Dietmar und Geli Unterwegs

26. August 2016 Wir kommen dem Baikal immer näher

Ulan Ude hat uns wirklich erstaunt. Nach den Strapazen in der Mongolei hat uns die Stadt entspannt und mit gastronomischen Köstlichkeiten verwöhnt. Wir hatten südlich des Baikalsees so eine große, moderne Stadt nicht erwartet -europäische Unwissenheit. Die Stadt öffnet sich dem Tourismus, vorgestern logierte eine deutsche Reisegruppe in dem Hotel, in dem wir gegessen haben. Die Stadt hat es verdient, bekannter zu werden, ist sie doch bestes geeignet als Ausgangspunkt für interessante Baikaltouren.

Damit fangen wir jetzt an.

Als erstes besuchen wir das Lamakloster in Ivolginsk.

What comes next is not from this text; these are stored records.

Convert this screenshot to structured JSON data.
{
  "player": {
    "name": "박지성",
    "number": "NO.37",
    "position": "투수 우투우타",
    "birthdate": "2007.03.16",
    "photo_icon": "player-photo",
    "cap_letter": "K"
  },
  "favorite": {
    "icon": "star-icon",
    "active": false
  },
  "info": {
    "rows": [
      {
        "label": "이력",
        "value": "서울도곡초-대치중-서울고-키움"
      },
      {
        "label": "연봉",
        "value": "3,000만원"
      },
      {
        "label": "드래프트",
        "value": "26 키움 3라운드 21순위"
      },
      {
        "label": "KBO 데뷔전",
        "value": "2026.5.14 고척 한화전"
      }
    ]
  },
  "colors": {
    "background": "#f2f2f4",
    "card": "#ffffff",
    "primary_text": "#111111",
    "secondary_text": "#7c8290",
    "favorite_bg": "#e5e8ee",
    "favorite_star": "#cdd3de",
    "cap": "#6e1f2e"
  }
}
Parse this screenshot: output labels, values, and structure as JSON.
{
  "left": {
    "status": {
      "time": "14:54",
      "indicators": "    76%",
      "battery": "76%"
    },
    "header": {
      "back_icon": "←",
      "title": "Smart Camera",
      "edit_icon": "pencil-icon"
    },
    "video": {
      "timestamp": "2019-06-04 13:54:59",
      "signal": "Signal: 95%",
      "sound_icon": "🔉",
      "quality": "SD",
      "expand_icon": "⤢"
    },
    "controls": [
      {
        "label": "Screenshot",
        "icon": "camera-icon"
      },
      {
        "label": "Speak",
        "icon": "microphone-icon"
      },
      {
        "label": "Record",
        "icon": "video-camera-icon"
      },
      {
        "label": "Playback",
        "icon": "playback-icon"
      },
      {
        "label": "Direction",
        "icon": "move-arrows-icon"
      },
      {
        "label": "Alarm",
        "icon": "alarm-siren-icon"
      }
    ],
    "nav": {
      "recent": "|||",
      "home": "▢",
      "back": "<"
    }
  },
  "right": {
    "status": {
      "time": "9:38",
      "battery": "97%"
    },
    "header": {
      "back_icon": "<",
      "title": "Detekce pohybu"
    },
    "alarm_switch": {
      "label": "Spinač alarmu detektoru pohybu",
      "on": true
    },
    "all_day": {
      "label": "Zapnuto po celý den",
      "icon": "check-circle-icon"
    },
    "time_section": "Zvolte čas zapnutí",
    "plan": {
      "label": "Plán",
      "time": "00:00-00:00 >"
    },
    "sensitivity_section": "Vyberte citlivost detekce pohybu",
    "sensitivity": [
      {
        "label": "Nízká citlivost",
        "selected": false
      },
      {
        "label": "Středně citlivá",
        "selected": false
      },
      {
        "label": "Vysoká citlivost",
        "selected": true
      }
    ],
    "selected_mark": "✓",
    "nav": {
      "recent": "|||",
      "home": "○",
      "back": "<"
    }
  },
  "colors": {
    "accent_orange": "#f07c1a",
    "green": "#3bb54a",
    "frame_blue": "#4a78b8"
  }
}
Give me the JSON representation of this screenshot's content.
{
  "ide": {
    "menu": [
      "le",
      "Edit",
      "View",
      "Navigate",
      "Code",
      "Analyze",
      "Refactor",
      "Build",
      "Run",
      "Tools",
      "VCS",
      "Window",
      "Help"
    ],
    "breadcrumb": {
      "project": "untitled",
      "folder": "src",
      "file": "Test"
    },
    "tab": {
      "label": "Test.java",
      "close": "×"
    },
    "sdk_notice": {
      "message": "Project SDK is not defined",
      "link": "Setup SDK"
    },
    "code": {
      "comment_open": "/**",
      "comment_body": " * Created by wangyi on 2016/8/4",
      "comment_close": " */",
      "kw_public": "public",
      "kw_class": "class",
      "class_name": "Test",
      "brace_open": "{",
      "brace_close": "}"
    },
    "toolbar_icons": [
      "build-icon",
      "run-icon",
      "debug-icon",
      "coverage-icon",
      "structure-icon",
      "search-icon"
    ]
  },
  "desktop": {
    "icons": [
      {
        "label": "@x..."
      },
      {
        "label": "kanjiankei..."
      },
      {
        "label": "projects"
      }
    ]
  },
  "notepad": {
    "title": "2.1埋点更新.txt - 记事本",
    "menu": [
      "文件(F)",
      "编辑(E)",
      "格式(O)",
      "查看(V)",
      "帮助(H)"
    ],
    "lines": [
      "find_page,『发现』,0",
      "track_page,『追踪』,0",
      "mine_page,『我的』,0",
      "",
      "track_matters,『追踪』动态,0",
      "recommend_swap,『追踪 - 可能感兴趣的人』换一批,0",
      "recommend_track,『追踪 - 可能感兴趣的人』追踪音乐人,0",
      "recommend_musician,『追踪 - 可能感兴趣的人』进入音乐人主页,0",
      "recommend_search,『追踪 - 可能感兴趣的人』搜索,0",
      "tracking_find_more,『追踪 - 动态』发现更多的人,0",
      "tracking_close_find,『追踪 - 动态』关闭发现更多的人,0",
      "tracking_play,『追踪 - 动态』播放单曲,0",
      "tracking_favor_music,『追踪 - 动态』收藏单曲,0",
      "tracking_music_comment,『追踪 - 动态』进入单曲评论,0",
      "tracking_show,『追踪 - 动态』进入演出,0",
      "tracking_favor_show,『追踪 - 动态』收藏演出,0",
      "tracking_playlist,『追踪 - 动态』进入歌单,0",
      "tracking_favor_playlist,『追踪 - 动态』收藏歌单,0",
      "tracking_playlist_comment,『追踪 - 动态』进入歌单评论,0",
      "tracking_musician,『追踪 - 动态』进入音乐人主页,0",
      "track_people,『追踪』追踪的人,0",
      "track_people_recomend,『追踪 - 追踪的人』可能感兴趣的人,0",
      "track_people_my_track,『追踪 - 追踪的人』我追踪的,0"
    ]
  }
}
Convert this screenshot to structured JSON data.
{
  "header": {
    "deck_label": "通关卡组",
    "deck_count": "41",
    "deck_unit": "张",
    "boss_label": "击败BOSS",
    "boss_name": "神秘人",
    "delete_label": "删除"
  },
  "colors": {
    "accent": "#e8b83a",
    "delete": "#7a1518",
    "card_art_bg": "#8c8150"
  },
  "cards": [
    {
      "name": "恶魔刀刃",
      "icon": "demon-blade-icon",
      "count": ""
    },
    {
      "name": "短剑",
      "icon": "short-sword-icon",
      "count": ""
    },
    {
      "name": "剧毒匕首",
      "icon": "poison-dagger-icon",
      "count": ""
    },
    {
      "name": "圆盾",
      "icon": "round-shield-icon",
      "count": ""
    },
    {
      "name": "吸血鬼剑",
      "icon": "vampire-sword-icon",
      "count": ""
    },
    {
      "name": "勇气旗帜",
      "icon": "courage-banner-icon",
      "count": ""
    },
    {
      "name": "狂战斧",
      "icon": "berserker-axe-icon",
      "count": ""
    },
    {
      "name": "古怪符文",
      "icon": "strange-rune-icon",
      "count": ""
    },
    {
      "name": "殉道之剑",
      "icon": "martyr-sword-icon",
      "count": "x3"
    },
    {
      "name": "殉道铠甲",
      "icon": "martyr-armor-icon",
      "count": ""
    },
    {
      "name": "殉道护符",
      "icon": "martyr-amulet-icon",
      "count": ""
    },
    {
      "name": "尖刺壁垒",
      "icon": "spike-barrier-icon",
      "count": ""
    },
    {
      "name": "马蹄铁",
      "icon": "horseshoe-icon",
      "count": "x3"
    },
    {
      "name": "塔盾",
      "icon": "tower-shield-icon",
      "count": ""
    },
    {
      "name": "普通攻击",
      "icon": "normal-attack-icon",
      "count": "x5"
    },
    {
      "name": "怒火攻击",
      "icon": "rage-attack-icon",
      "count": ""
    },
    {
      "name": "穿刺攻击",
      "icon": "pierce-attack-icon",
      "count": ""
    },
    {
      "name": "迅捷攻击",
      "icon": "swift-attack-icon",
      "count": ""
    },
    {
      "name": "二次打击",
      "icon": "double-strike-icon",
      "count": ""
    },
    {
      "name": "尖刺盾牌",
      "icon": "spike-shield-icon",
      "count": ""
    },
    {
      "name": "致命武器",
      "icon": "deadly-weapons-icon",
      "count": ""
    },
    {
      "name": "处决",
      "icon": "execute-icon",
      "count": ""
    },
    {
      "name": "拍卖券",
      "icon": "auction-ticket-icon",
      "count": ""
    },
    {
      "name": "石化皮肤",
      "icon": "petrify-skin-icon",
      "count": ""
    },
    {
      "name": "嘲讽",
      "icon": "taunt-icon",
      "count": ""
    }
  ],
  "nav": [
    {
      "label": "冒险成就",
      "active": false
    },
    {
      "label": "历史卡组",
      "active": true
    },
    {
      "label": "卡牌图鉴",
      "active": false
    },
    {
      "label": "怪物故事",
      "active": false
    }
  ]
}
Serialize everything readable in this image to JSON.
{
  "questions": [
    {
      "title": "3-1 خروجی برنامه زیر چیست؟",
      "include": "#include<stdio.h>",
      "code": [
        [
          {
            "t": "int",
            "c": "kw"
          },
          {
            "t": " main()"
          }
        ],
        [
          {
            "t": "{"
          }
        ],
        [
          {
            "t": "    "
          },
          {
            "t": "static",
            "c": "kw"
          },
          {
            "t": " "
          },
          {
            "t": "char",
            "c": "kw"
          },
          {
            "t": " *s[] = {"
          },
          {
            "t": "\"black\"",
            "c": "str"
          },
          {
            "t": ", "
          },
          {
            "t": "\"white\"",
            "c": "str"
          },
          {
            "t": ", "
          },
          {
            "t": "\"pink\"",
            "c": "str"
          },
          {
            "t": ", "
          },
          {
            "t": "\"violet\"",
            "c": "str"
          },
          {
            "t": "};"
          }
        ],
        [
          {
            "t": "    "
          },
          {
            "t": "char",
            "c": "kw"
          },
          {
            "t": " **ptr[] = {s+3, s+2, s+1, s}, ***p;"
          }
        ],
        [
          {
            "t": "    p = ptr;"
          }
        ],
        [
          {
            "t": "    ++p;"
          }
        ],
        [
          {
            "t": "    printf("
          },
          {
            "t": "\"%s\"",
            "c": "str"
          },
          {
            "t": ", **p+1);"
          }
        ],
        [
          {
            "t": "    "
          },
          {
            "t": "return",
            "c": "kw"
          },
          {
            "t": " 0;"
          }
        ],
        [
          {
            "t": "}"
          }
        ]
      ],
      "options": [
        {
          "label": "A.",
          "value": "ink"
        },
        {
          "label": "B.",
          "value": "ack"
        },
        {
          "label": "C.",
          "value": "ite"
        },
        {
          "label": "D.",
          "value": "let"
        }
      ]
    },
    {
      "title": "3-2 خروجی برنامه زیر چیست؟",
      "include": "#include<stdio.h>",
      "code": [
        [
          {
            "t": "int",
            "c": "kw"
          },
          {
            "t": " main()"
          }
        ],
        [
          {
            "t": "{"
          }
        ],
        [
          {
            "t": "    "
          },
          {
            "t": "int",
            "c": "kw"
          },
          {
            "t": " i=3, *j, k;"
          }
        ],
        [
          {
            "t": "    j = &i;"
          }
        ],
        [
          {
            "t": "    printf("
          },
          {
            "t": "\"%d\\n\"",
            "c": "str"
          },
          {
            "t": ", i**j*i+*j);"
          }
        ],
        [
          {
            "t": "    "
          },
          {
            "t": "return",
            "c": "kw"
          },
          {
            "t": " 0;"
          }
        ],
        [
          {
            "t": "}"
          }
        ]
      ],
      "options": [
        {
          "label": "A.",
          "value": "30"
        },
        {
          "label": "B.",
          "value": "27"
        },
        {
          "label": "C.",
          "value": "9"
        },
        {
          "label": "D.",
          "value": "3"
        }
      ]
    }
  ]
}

In ihm befindet sich das zentrale Heiligtum des Buddhismus in Burjatien und Russland. Hier leben derzeit 60 Mönche und 150 Studenten der Buddhistischen Universität und der oberste Lama für Russland.

Wir staunen über die farbenprächtige Bauweise des Klosters finden sonst aber wenig Zugang zu den Rieten des Klosterlebens.

Wir fahren wieder Richtung Ulan Ude, um dann gemeinsam mit der Selenga dem Baikalsee entgegen zu eilen.

Die Berge weiten sich immer mehr, bald muss der See zu sehen sein.

Wir biegen von der Hauptstraße nach Posolskoe ab, einem kleinen, unbekannten Dorf. Zu Unrecht. Der Ort verdient es, in künftigen Reiseberichten erwähnt und von Reiseveranstaltern angefahren zu werden.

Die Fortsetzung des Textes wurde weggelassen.